Gayatri bangkit dengan mengibaskan pelukan Prayogi. Dia melanjutkan memasaknya, tahu telor yang dibelinya dari warung tadi.
“Jangan hukum aku seperti ini, Tri, maafkan aku.” Lagi-lagi Prayogi berusaha meminta maaf dengan memeluk Gayatri dan mengarahkan bibirnya di leher jenjang Gayatri, sama seperti yang selalu dia lakukan tiap dia pulang. Jika selama ini Gayatri menikmati kecupan di lehernya dengan berbalik mencium suaminya itu, lalu mengajaknya pergi ke kamar sebelum anak-anaknya pulang, untuk menuntaskan kerinduan mereka yang hampir seminggu tak bertemu, kali ini dia teramat marah. Sekali lagi di kibaskannya tangan Prayogi lalu menghadapnya dan mendorong tubuh kekar itu kuat-kuat.
“Apa kamu tidak kangen aku, Tri?”
“Lucu sekali kamu menyatakan itu setelah apa yang kamu lakukan terhadapku?”
Prayogi menunduk, namun hasrat untuk Gayatri yang selama berminggu minggu lamanya dia pendam membuatnya tak menyerah dengan terus mendekati Gayatri.
“Apa istri mudamu itu masih kurang memberikan servis untukmu?”

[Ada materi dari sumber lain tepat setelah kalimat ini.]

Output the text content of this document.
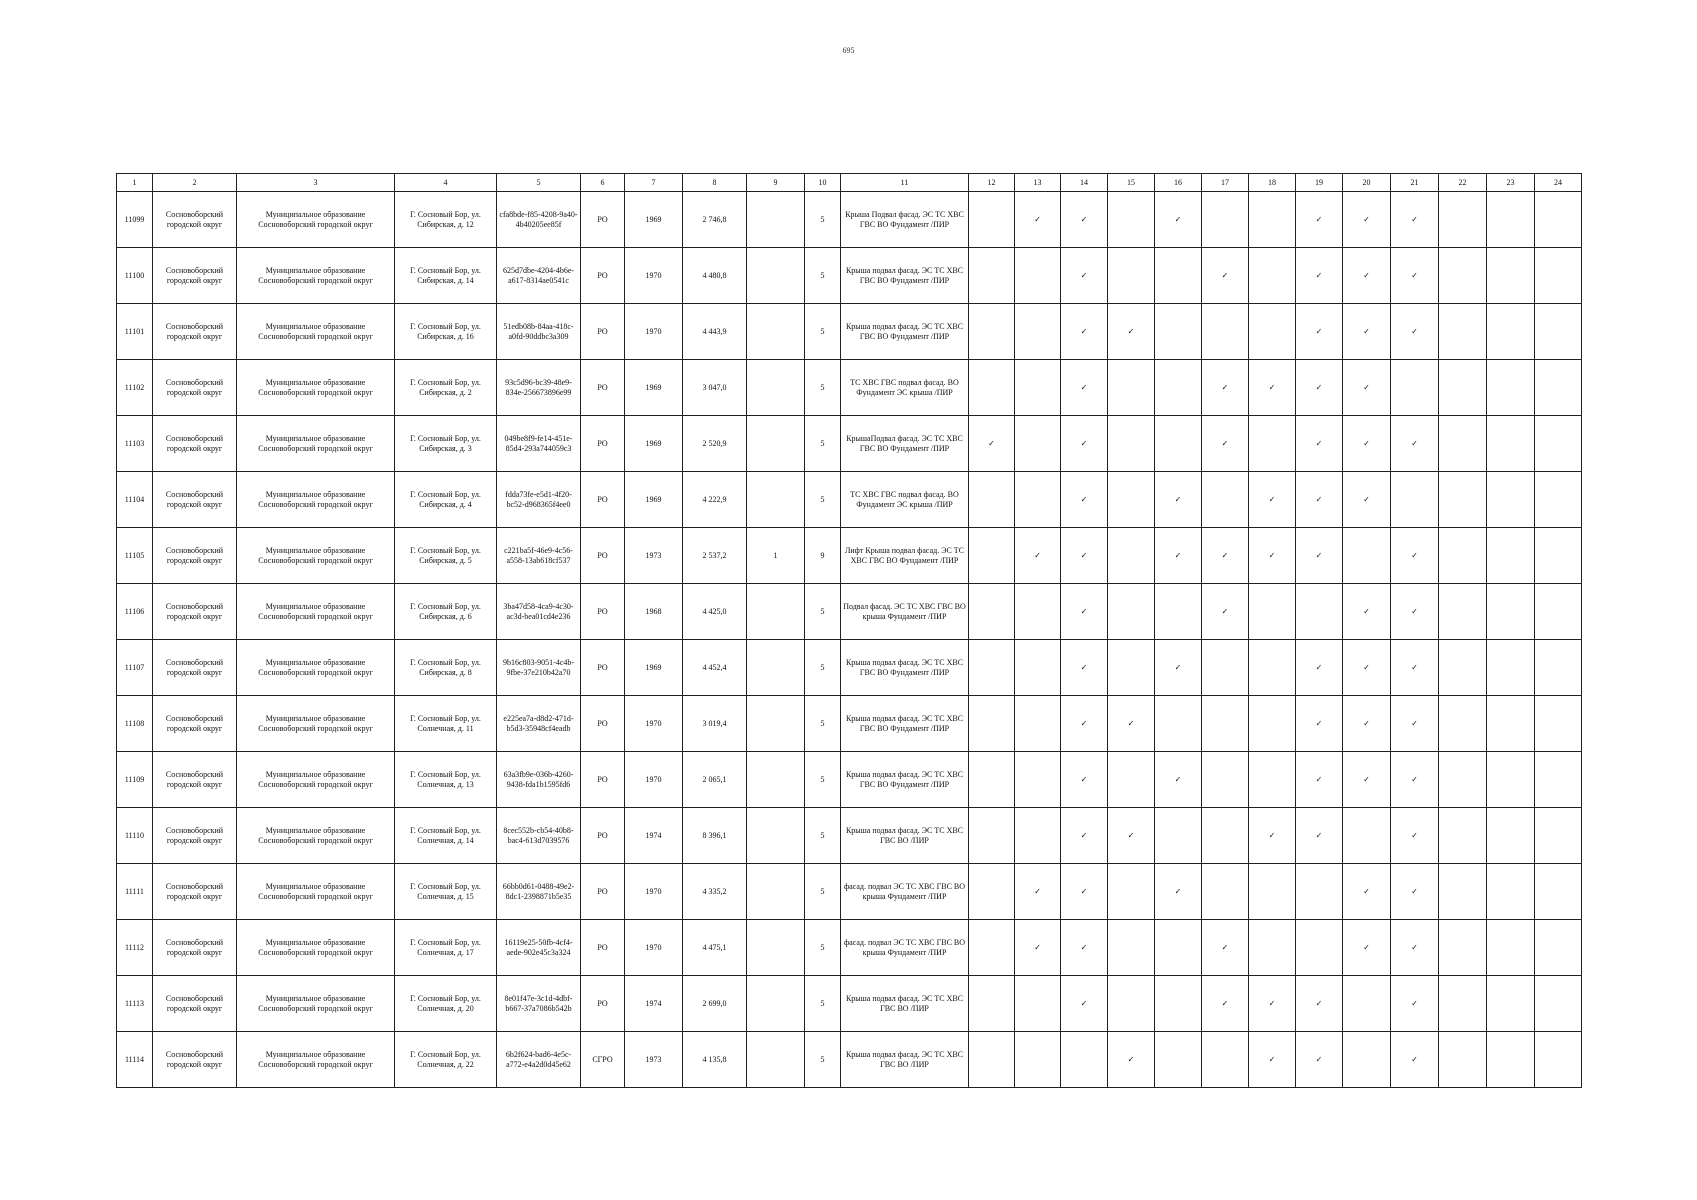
695
1	2	3	4	5	6	7	8	9	10	11	12	13	14	15	16	17	18	19	20	21	22	23	24
11099	Сосновоборский городской округ	Муниципальное образование Сосновоборский городской округ	Г. Сосновый Бор, ул. Сибирская, д. 12	cfa8bde-f85-4208-9a40-4b40205ee85f	РО	1969	2 746,8		5	Крыша Подвал фасад. ЭС ТС ХВС ГВС ВО Фундамент /ПИР		✓	✓		✓			✓	✓	✓			
11100	Сосновоборский городской округ	Муниципальное образование Сосновоборский городской округ	Г. Сосновый Бор, ул. Сибирская, д. 14	625d7dbe-4204-4b6e-a617-8314ae0541c	РО	1970	4 480,8		5	Крыша подвал фасад. ЭС ТС ХВС ГВС ВО Фундамент /ПИР			✓			✓		✓	✓	✓			
11101	Сосновоборский городской округ	Муниципальное образование Сосновоборский городской округ	Г. Сосновый Бор, ул. Сибирская, д. 16	51edb08b-84aa-418c-a0fd-90ddbc3a309	РО	1970	4 443,9		5	Крыша подвал фасад. ЭС ТС ХВС ГВС ВО Фундамент /ПИР			✓	✓				✓	✓	✓			
11102	Сосновоборский городской округ	Муниципальное образование Сосновоборский городской округ	Г. Сосновый Бор, ул. Сибирская, д. 2	93c5d96-bc39-48e9-834e-256673896e99	РО	1969	3 047,0		5	ТС ХВС ГВС подвал фасад. ВО Фундамент ЭС крыша /ПИР			✓			✓	✓	✓	✓				
11103	Сосновоборский городской округ	Муниципальное образование Сосновоборский городской округ	Г. Сосновый Бор, ул. Сибирская, д. 3	049be8f9-fe14-451e-85d4-293a744059c3	РО	1969	2 520,9		5	КрышаПодвал фасад. ЭС ТС ХВС ГВС ВО Фундамент /ПИР	✓		✓			✓		✓	✓	✓			
11104	Сосновоборский городской округ	Муниципальное образование Сосновоборский городской округ	Г. Сосновый Бор, ул. Сибирская, д. 4	fdda73fe-e5d1-4f20-bc52-d968365f4ee0	РО	1969	4 222,9		5	ТС ХВС ГВС подвал фасад. ВО Фундамент ЭС крыша /ПИР			✓		✓		✓	✓	✓				
11105	Сосновоборский городской округ	Муниципальное образование Сосновоборский городской округ	Г. Сосновый Бор, ул. Сибирская, д. 5	c221ba5f-46e9-4c56-a558-13ab618cf537	РО	1973	2 537,2	1	9	Лифт Крыша подвал фасад. ЭС ТС ХВС ГВС ВО Фундамент /ПИР		✓	✓		✓	✓	✓	✓		✓			
11106	Сосновоборский городской округ	Муниципальное образование Сосновоборский городской округ	Г. Сосновый Бор, ул. Сибирская, д. 6	3ba47d58-4ca9-4c30-ac3d-bea01cd4e236	РО	1968	4 425,0		5	Подвал фасад. ЭС ТС ХВС ГВС ВО крыша Фундамент /ПИР			✓			✓			✓	✓			
11107	Сосновоборский городской округ	Муниципальное образование Сосновоборский городской округ	Г. Сосновый Бор, ул. Сибирская, д. 8	9b16c803-9051-4c4b-9fbe-37e210b42a70	РО	1969	4 452,4		5	Крыша подвал фасад. ЭС ТС ХВС ГВС ВО Фундамент /ПИР			✓		✓			✓	✓	✓			
11108	Сосновоборский городской округ	Муниципальное образование Сосновоборский городской округ	Г. Сосновый Бор, ул. Солнечная, д. 11	e225ea7a-d8d2-471d-b5d3-35948cf4eadb	РО	1970	3 019,4		5	Крыша подвал фасад. ЭС ТС ХВС ГВС ВО Фундамент /ПИР			✓	✓				✓	✓	✓			
11109	Сосновоборский городской округ	Муниципальное образование Сосновоборский городской округ	Г. Сосновый Бор, ул. Солнечная, д. 13	63a3fb9e-036b-4260-9438-fda1b1595fd6	РО	1970	2 065,1		5	Крыша подвал фасад. ЭС ТС ХВС ГВС ВО Фундамент /ПИР			✓		✓			✓	✓	✓			
11110	Сосновоборский городской округ	Муниципальное образование Сосновоборский городской округ	Г. Сосновый Бор, ул. Солнечная, д. 14	8cec552b-cb54-40b8-bac4-613d7039576	РО	1974	8 396,1		5	Крыша подвал фасад. ЭС ТС ХВС ГВС ВО /ПИР			✓	✓			✓	✓		✓			
11111	Сосновоборский городской округ	Муниципальное образование Сосновоборский городской округ	Г. Сосновый Бор, ул. Солнечная, д. 15	66bb0d61-0488-49e2-8dc1-2398871b5e35	РО	1970	4 335,2		5	фасад. подвал ЭС ТС ХВС ГВС ВО крыша Фундамент /ПИР		✓	✓		✓				✓	✓			
11112	Сосновоборский городской округ	Муниципальное образование Сосновоборский городской округ	Г. Сосновый Бор, ул. Солнечная, д. 17	16119e25-50fb-4cf4-aede-902e45c3a324	РО	1970	4 475,1		5	фасад. подвал ЭС ТС ХВС ГВС ВО крыша Фундамент /ПИР		✓	✓			✓			✓	✓			
11113	Сосновоборский городской округ	Муниципальное образование Сосновоборский городской округ	Г. Сосновый Бор, ул. Солнечная, д. 20	8e01f47e-3c1d-4dbf-b667-37a7086b542b	РО	1974	2 699,0		5	Крыша подвал фасад. ЭС ТС ХВС ГВС ВО /ПИР			✓			✓	✓	✓		✓			
11114	Сосновоборский городской округ	Муниципальное образование Сосновоборский городской округ	Г. Сосновый Бор, ул. Солнечная, д. 22	6b2f624-bad6-4e5c-a772-e4a2d0d45e62	СГРО	1973	4 135,8		5	Крыша подвал фасад. ЭС ТС ХВС ГВС ВО /ПИР				✓			✓	✓		✓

“Aku kangen kamu, Tri,” ucap Prayogi memelas dengan masih berusaha merengkuh tubuh mungil Gayatri yang makin membuatnya gila dengan mencium harum tubuhnya.
“Assalamualaikum, Bund.”
Gayatri melepaskan diri dari suaminya dan tersenyum melihat putranya datang. Dia berusaha setenang mungkin untuk tak menampakkan kesedihannya.

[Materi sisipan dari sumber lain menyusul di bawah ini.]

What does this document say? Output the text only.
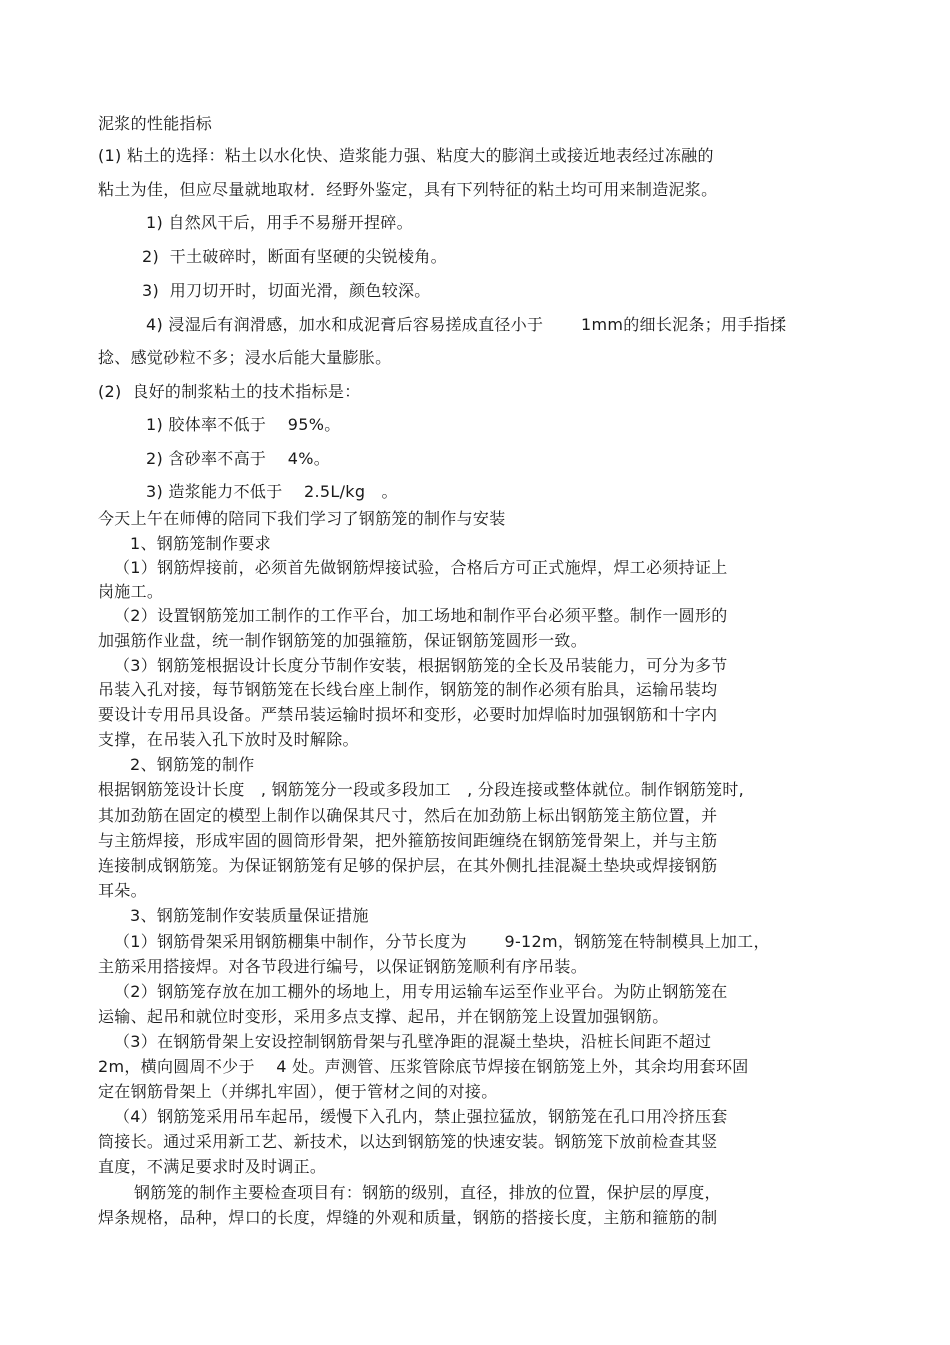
泥浆的性能指标
(1) 粘土的选择：粘土以水化快、造浆能力强、粘度大的膨润土或接近地表经过冻融的
粘土为佳，但应尽量就地取材．经野外鉴定，具有下列特征的粘土均可用来制造泥浆。
1) 自然风干后，用手不易掰开捏碎。
2)  干土破碎时，断面有坚硬的尖锐棱角。
3)  用刀切开时，切面光滑，颜色较深。
4) 浸湿后有润滑感，加水和成泥膏后容易搓成直径小于       1mm的细长泥条；用手指揉
捻、感觉砂粒不多；浸水后能大量膨胀。
(2)  良好的制浆粘土的技术指标是：
1) 胶体率不低于    95%。
2) 含砂率不高于    4%。
3) 造浆能力不低于    2.5L/kg   。
今天上午在师傅的陪同下我们学习了钢筋笼的制作与安装
1、钢筋笼制作要求
（1）钢筋焊接前，必须首先做钢筋焊接试验，合格后方可正式施焊，焊工必须持证上
岗施工。
（2）设置钢筋笼加工制作的工作平台，加工场地和制作平台必须平整。制作一圆形的
加强筋作业盘，统一制作钢筋笼的加强箍筋，保证钢筋笼圆形一致。
（3）钢筋笼根据设计长度分节制作安装，根据钢筋笼的全长及吊装能力，可分为多节
吊装入孔对接，每节钢筋笼在长线台座上制作，钢筋笼的制作必须有胎具，运输吊装均
要设计专用吊具设备。严禁吊装运输时损坏和变形，必要时加焊临时加强钢筋和十字内
支撑，在吊装入孔下放时及时解除。
2、钢筋笼的制作
根据钢筋笼设计长度   , 钢筋笼分一段或多段加工   , 分段连接或整体就位。制作钢筋笼时,
其加劲筋在固定的模型上制作以确保其尺寸，然后在加劲筋上标出钢筋笼主筋位置，并
与主筋焊接，形成牢固的圆筒形骨架，把外箍筋按间距缠绕在钢筋笼骨架上，并与主筋
连接制成钢筋笼。为保证钢筋笼有足够的保护层，在其外侧扎挂混凝土垫块或焊接钢筋
耳朵。
3、钢筋笼制作安装质量保证措施
（1）钢筋骨架采用钢筋棚集中制作，分节长度为       9-12m，钢筋笼在特制模具上加工，
主筋采用搭接焊。对各节段进行编号，以保证钢筋笼顺利有序吊装。
（2）钢筋笼存放在加工棚外的场地上，用专用运输车运至作业平台。为防止钢筋笼在
运输、起吊和就位时变形，采用多点支撑、起吊，并在钢筋笼上设置加强钢筋。
（3）在钢筋骨架上安设控制钢筋骨架与孔壁净距的混凝土垫块，沿桩长间距不超过
2m，横向圆周不少于    4 处。声测管、压浆管除底节焊接在钢筋笼上外，其余均用套环固
定在钢筋骨架上（并绑扎牢固），便于管材之间的对接。
（4）钢筋笼采用吊车起吊，缓慢下入孔内，禁止强拉猛放，钢筋笼在孔口用冷挤压套
筒接长。通过采用新工艺、新技术，以达到钢筋笼的快速安装。钢筋笼下放前检查其竖
直度，不满足要求时及时调正。
钢筋笼的制作主要检查项目有：钢筋的级别，直径，排放的位置，保护层的厚度，
焊条规格，品种，焊口的长度，焊缝的外观和质量，钢筋的搭接长度，主筋和箍筋的制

“Alhamdulillah, Ayah pulang,” kata Galing senang, lalu mencium punggung tangan ayahnya sebagaimana biasanya.
“Bagaimana sekolahmu Ling?”
“Baik, Yah,” kata Galing lalu mengambil air minum dari kulkas. Keningnya mengucurkan keringat.
“Lalu di mana kakakmu, Ling?” tanya Gayatri.
“Seluruh teman akrabnya yang saya datangi tak mengatahuinya, Bund.”
“Memang Galuh belum pulang, Bund?” tanya Prayogi. Dia baru teringat soal anak gadisnya itu. Dia pikir dia pulang seperti biasanya yang masih siang sehinggah belum menemukan anak gadisnya yang masih sekolah. Dia memang tadi telat pulang karena ketakutannya kepada hati Gayatri.
Gayatri hanya melengos.
Azhan maghrib berbunyi. Gayatri selalu was was tiap Galuh belum pulang juga, walau sekarang dia sering melakukan itu. Bagaimanapun dia adalah anak gadis, yang selalu menjadi kekhawatiran dirinya.
“Galing ke masjid duluh, Yah,” kata Galing pamit pada ayahnya.
Gayatri membuka puasanya dengan seteguk air hangat, lalu mengambil sedikit nasi untuk mengganjal perutnya yang lapar.
Prayogi memperhatikan semua yang dikerjakan istrinya dengan terheran.
“Kamu puasa hari jum'at?” Prayogi berusaha menebaknya, dia paham betul dengan kelakuan istrinya tiap menjalankan puasa. Hanya saja biasanya dia menyediakan buah pisang atau camilan ringan untuk pembukaannya, tapi kali ini dia mengambil nasi.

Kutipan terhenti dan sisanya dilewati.